US 12,437,007 B2
System and method for document retrieval with domain adaption and out of distribution identification
Ajay Kumar Kuruba, Anantapur (IN); Saurabh Jha, Austin, TX (US); Adya Jha, Bengaluru (IN); and Atul Kumar, Bangalore (IN)
Assigned to Dell Products L.P., Round Rock, TX (US)
Filed by Dell Products L.P., Round Rock, TX (US)
Filed on Jan. 5, 2024, as Appl. No. 18/405,215.
Prior Publication US 2025/0225187 A1, Jul. 10, 2025
Int. Cl. G06F 7/00 (2006.01); G06F 16/215 (2019.01); G06F 16/28 (2019.01); G06F 16/93 (2019.01)

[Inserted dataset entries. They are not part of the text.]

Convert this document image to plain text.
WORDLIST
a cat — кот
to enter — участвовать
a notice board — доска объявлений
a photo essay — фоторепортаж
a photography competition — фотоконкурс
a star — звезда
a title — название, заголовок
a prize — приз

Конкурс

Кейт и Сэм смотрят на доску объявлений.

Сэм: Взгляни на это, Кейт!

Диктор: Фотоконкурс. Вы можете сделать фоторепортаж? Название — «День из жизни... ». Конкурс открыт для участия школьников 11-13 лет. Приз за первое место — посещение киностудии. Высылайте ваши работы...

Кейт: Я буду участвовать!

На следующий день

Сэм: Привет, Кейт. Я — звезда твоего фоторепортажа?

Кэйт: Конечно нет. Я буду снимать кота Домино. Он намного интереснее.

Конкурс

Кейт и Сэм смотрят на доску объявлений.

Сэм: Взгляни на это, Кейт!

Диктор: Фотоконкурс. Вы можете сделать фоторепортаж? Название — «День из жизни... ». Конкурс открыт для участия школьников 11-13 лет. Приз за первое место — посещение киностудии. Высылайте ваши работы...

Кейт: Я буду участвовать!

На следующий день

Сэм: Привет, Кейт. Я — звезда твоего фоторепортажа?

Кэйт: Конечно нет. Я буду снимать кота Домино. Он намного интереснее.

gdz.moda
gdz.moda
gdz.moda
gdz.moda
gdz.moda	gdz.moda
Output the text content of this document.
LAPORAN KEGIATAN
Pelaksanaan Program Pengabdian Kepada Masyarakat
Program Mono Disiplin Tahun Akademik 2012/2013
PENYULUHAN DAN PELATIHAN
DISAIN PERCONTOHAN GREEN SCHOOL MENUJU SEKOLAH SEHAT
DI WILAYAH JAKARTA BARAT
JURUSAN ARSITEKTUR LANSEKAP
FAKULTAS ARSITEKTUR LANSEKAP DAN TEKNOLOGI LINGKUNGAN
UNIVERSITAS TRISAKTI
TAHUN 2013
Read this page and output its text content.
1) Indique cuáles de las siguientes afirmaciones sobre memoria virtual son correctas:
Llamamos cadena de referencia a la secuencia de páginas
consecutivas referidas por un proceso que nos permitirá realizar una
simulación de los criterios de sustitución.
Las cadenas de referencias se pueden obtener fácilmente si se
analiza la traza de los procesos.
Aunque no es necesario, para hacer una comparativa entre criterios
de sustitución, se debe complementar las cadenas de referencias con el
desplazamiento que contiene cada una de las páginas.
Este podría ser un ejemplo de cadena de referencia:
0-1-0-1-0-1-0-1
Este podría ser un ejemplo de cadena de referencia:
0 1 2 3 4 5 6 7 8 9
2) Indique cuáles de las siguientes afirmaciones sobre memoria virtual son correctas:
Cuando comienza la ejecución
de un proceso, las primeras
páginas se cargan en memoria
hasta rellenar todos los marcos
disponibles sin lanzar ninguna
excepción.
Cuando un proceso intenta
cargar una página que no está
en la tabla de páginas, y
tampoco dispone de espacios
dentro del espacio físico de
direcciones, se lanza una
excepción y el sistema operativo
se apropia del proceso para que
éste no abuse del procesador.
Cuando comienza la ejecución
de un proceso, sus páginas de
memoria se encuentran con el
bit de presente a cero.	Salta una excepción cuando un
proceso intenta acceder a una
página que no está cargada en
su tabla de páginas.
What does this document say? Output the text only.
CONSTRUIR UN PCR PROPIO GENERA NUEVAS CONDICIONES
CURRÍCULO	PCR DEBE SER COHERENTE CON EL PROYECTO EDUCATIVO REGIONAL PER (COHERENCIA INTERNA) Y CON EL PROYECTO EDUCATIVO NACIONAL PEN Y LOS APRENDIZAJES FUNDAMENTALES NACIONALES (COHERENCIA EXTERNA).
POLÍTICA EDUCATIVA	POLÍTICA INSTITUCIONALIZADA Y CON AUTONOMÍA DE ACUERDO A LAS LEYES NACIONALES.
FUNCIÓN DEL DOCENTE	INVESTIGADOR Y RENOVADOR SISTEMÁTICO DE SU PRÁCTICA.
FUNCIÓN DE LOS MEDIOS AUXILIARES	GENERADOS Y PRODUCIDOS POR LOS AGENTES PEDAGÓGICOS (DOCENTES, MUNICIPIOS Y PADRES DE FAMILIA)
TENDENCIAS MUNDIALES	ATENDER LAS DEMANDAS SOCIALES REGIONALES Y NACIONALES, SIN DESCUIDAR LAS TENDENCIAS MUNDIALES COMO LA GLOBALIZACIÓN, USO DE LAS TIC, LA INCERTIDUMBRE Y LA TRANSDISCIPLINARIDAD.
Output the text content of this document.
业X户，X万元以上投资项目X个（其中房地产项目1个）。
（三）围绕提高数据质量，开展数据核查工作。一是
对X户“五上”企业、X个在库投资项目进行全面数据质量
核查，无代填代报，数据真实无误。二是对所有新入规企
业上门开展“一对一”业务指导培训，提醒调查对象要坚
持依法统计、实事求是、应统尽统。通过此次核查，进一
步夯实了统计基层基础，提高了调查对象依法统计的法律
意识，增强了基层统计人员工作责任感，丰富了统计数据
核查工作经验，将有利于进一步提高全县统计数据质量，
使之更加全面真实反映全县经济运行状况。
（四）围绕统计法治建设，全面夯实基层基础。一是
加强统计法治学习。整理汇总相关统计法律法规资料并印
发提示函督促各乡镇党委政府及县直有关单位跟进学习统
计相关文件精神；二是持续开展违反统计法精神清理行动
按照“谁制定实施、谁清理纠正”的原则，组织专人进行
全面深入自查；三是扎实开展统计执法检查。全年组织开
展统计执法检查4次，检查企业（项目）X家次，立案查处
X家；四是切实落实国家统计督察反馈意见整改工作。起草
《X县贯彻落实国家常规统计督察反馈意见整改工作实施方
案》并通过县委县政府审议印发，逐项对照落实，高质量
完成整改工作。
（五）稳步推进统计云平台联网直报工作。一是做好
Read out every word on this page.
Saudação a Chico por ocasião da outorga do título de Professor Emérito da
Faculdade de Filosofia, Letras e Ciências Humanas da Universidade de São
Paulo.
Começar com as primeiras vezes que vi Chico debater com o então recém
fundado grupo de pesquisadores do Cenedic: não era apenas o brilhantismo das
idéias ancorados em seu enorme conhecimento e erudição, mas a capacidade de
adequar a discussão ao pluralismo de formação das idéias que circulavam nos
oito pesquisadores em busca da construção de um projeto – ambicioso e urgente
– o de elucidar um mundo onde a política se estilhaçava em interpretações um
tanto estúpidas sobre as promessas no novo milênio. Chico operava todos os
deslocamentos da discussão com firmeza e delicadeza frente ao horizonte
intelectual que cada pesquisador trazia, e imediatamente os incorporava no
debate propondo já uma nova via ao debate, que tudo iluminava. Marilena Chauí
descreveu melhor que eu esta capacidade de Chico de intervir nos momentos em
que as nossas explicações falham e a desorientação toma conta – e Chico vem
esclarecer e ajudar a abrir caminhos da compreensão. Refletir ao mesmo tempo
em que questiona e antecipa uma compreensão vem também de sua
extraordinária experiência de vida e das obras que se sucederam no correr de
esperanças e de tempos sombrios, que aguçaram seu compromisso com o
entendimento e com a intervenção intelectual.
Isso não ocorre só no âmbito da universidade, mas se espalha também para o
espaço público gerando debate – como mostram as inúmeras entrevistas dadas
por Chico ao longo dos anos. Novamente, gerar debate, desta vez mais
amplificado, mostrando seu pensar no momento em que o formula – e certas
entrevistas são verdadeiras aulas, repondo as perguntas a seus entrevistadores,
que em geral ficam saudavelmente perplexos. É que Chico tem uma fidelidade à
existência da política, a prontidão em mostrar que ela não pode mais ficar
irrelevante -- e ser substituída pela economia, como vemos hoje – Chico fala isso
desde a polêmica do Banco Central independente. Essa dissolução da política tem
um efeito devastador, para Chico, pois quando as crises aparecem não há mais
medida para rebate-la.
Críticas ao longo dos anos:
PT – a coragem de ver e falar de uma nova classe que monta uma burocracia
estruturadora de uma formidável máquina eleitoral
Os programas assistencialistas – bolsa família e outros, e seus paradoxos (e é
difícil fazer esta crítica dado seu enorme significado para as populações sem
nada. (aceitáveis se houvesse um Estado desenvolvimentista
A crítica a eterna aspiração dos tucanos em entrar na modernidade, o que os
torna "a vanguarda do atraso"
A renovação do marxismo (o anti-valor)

CPC G06F 16/93 (2019.01) [G06F 16/215 (2019.01); G06F 16/285 (2019.01)] 18 Claims
OG exemplary drawing
 
1. A method comprising:
topic modelling a preprocessed dataset to identify topics, each of the topics associated with a topic identifier, wherein the preprocessed dataset is specific to a domain;
creating a custom layer in a model, wherein the model includes a plurality of frozen base layers and the custom layer is positioned between at least two of the base layers;
associating each topic identifier with a set of topic-specific weights in a lookup table;
freezing weights associated with the base layers of the model such that the weights are not updated during training; and
training the model using the topic identifiers and the preprocessed dataset by inputting a title and a masked passage associated with a topic identifier into the model and updating only the weights of the custom layer, weights being selected from the lookup table based on the topic identifier;
wherein the domain adapted model is configured to generate outputs based on queries from users, the outputs including documents or passages of the documents associated with the domain, and wherein the domain adapted model is further configured to return an out-of-distribution response when a probability or similarity of an output is below a threshold.